I have visited all three farms mentioned above and talked to the farmers and I always believed that they had a better sense of how to protect the environment and that of the areas around them than any academic.

When Al Gore told the Future Farmers of America several years ago at a meeting in Colorado that they should not plan to become farmers as we would be getting our food from third world countries, he was right on track.  (So much for the “100 mile diet”)

After the Klamath Oregon farmers and ranchers had to deal with dead cattle, horses, all kinds of wildlife and thousands of burned up crops when irrigation water was shut off without warning to 1,400 farms on April 6, 2001, to protect a Sucker Fish, they said they may never recover from this emotional and financial loss.

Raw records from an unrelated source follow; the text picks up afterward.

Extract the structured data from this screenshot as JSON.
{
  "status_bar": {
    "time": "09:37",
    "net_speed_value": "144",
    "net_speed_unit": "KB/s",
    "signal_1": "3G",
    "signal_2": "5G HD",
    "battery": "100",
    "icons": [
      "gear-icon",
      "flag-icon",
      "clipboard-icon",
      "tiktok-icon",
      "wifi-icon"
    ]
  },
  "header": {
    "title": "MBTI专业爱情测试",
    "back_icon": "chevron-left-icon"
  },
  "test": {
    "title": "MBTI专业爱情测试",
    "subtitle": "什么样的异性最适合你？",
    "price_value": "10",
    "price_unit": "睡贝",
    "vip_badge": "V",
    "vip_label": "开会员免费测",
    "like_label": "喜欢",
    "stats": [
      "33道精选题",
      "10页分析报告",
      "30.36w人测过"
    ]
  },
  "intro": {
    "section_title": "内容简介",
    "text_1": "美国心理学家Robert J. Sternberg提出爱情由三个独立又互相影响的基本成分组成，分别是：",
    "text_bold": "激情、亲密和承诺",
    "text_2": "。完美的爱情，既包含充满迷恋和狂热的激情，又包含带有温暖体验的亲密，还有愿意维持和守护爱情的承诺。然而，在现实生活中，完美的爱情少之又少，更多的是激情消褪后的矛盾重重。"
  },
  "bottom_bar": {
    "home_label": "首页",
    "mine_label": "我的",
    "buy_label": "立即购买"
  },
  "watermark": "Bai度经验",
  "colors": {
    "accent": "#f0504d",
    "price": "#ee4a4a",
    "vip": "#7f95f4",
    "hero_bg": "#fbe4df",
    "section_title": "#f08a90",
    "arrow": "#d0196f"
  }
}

They coined the phrase, “When the last salmon is gone, there will be no more salmon, but when the last farmer is gone, there will be no more food,”

Environmentalists, conservationists, academics must temper their harsh and most times unjustified and poorly informed attacks on farmers. They need to make more sincere attempts to understand the farmers’ concerns and situations.  I hope that the examples I have given will demonstrate that cooperation and understanding between all parties will serve the environment better than attacks, accusations, derision and threats by those academics who have strong biases that prejudice their commentaries against farmers.